What is not in the scorecard (yet)
The site is transparent about gaps that future schema bumps may fill. Schema 0.4 closed the tool-identity / generated-at
gap (see tool, anc, run, target above). Still outstanding today:
- Per-check timing —
run.duration_msis the wall-clock total for the run, not per-check. Individual check timings are observable from the runner's stdout but not captured in the JSON. - Editorial fields inside the scorecard — tier, language, creator, description, install, repo/url remain in the registry. Migrating them into the scorecard would let the registry shrink to a name list; deferred to a future schema bump.

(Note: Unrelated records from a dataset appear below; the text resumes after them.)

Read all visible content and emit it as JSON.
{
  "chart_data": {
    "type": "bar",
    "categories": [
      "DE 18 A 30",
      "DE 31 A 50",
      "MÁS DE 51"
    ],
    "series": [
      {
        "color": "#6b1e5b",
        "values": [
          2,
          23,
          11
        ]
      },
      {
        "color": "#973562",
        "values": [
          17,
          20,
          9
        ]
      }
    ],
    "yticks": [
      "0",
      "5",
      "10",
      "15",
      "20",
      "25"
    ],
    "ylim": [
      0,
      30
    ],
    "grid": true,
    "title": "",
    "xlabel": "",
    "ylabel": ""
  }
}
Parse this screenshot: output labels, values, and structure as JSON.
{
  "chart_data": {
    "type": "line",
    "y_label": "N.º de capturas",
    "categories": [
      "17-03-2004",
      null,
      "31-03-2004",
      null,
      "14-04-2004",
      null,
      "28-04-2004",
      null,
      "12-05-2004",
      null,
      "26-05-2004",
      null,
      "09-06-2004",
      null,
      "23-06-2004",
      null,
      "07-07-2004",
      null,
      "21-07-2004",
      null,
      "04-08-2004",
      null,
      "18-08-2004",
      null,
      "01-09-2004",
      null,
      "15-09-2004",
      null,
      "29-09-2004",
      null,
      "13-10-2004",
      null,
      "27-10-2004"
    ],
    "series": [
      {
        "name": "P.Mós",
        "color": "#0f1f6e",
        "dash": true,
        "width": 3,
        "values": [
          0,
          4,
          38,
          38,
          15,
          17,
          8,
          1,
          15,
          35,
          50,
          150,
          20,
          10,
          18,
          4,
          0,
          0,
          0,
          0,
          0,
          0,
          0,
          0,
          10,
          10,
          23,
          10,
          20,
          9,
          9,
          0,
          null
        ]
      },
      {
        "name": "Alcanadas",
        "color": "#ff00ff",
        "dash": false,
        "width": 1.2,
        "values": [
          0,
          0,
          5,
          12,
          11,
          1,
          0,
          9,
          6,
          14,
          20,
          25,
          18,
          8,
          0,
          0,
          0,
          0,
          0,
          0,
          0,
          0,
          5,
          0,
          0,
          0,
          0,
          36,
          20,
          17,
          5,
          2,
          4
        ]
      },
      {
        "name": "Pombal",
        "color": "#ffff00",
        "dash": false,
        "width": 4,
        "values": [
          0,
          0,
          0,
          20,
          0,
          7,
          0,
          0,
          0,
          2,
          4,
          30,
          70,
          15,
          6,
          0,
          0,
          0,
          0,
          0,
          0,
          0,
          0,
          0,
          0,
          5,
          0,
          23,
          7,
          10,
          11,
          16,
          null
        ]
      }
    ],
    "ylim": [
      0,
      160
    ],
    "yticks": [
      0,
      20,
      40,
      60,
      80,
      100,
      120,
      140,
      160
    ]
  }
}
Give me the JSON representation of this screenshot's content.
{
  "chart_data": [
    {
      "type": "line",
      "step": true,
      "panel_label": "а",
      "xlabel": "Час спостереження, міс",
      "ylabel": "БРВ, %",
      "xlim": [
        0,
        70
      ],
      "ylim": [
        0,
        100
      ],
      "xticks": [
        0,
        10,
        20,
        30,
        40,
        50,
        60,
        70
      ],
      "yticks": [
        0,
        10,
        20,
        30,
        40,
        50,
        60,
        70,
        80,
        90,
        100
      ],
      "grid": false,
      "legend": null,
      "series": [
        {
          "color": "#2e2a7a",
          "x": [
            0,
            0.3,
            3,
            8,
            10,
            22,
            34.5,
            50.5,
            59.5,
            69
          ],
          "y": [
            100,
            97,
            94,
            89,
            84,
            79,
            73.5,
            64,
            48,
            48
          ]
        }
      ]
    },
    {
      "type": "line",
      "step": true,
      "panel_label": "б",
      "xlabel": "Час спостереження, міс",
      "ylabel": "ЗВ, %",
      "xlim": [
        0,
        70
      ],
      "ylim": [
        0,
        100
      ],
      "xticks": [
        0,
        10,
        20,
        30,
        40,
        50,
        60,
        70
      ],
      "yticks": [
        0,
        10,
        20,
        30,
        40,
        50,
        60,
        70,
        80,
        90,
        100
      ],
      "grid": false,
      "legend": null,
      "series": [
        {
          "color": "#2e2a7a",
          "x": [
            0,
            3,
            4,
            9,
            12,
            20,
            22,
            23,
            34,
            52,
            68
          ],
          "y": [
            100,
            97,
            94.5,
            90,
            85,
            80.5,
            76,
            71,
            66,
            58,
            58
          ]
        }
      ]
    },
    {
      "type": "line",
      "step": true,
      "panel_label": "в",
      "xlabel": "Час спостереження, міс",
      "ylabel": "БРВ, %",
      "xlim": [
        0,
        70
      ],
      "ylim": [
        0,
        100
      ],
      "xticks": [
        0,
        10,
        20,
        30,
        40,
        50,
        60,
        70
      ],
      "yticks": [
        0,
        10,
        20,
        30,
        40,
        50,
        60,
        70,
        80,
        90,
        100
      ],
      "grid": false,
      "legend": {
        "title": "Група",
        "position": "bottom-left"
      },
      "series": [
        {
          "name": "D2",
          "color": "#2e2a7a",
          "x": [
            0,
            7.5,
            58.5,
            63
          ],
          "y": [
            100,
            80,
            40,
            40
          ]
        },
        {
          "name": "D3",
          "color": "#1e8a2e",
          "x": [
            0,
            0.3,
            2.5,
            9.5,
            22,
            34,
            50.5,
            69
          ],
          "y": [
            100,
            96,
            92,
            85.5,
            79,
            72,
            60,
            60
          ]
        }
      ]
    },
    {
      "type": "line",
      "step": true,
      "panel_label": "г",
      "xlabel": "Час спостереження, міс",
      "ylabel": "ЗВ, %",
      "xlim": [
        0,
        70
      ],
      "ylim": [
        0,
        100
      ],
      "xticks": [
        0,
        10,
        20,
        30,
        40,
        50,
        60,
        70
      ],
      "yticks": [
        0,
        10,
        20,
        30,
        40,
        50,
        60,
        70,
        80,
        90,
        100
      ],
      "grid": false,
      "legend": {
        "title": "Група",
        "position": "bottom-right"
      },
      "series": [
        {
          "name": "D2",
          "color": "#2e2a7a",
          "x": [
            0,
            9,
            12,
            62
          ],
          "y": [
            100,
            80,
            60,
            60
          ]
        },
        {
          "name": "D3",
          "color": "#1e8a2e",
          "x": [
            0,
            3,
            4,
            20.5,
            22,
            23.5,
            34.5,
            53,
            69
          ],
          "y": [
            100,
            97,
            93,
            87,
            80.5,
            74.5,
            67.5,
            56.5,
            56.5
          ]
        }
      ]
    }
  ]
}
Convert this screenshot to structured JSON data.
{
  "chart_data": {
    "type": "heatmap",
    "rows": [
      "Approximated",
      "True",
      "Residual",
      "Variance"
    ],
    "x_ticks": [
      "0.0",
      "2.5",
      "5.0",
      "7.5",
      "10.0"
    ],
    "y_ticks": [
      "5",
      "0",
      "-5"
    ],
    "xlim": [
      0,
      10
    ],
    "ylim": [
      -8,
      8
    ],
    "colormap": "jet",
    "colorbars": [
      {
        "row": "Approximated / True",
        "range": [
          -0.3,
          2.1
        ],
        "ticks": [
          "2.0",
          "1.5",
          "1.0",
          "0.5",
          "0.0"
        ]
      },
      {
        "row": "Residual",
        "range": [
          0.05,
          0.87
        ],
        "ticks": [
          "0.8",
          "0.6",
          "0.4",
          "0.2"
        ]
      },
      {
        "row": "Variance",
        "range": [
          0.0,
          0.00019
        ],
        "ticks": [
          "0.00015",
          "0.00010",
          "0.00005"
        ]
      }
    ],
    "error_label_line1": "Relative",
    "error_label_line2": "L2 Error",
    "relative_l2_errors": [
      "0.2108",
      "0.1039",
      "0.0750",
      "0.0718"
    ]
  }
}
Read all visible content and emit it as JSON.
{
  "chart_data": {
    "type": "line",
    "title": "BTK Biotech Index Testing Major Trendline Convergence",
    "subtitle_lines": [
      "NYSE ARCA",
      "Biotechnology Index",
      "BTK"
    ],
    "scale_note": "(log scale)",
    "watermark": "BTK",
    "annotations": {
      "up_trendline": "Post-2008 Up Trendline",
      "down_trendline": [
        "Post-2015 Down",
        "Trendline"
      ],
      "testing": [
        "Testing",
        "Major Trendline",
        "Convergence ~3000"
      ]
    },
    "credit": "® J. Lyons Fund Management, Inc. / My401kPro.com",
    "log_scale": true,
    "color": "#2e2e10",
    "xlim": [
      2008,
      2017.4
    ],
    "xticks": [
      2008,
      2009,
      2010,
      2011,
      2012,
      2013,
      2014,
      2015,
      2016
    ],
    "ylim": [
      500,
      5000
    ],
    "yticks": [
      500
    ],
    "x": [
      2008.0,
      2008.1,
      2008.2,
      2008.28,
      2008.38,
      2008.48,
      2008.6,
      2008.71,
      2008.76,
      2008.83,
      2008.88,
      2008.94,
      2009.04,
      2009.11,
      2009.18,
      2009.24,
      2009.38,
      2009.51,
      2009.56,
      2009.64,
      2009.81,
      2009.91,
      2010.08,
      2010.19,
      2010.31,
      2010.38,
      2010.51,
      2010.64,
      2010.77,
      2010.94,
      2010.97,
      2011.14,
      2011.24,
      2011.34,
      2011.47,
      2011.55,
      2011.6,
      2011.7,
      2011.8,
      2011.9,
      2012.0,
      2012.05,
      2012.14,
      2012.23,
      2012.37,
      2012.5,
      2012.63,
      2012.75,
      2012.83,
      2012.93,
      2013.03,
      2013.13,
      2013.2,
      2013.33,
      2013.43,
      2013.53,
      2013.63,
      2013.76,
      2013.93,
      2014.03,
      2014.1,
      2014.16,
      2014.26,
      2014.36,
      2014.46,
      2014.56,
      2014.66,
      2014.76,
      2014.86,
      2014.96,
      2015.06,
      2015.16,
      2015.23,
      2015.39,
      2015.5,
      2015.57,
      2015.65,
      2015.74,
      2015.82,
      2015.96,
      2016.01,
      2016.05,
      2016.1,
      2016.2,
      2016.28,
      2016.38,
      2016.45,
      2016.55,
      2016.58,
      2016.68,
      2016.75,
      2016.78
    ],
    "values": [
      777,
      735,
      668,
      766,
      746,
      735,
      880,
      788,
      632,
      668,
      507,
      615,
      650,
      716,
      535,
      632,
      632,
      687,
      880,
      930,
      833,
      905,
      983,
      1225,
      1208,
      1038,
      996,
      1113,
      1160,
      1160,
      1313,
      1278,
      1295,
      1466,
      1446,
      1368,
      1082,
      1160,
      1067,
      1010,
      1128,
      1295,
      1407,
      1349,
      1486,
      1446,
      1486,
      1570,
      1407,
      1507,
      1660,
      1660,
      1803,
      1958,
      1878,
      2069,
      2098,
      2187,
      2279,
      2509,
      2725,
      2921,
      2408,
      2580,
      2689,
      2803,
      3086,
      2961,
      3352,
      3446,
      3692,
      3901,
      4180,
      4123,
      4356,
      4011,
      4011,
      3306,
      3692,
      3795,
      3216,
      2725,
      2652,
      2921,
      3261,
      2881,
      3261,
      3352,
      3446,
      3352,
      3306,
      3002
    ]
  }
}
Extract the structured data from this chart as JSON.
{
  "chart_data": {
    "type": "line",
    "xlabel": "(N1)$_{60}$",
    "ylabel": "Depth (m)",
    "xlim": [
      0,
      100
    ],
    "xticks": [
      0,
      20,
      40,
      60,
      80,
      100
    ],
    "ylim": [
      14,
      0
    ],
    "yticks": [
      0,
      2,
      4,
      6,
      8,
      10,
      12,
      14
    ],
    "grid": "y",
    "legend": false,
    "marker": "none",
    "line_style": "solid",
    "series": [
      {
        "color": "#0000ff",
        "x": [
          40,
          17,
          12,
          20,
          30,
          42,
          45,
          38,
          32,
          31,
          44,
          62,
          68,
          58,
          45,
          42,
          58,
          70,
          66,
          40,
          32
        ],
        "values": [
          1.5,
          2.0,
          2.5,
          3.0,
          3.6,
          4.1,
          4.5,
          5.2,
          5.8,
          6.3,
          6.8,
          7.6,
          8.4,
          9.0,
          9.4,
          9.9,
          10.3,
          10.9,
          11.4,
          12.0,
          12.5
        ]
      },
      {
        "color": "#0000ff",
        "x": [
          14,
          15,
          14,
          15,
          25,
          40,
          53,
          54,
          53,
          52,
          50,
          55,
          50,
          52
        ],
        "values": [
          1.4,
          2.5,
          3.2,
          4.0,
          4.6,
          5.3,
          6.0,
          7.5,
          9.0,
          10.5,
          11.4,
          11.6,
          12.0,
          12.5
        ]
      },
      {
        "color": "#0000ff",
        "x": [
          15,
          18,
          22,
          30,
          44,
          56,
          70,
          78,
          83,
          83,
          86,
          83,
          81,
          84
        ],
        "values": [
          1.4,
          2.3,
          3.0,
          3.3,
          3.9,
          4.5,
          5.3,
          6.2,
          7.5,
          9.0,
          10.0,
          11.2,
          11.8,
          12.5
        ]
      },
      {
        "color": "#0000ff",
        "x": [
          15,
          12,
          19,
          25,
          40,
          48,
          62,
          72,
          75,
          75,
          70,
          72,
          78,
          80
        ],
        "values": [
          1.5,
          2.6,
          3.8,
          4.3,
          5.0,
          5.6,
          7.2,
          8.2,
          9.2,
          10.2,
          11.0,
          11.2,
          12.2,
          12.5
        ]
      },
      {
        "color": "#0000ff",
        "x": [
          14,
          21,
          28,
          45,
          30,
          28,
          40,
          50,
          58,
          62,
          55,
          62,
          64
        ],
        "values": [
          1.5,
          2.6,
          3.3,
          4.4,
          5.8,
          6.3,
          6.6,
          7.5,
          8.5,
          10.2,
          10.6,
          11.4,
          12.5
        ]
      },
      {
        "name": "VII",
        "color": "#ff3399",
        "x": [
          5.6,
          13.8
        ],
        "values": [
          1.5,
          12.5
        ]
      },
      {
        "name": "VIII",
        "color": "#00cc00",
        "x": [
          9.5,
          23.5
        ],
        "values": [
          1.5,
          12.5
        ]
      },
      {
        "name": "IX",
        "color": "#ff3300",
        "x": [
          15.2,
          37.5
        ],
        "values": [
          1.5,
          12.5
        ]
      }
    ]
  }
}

When the anc CLI grows fields for any of the above, the schema page above will be updated and schema_version will
bump.
Why is audience null for some tools?
When a tool is scored with audit_profile: human-tui, anc suppresses one or more of the four signal checks the audience
classifier consumes. With incomplete inputs, the classifier emits audience: null and sets audience_reason: "suppressed" rather than guess. This is correct, intentional, and shared across every TUI on the leaderboard. The
methodology page covers the full classifier definition.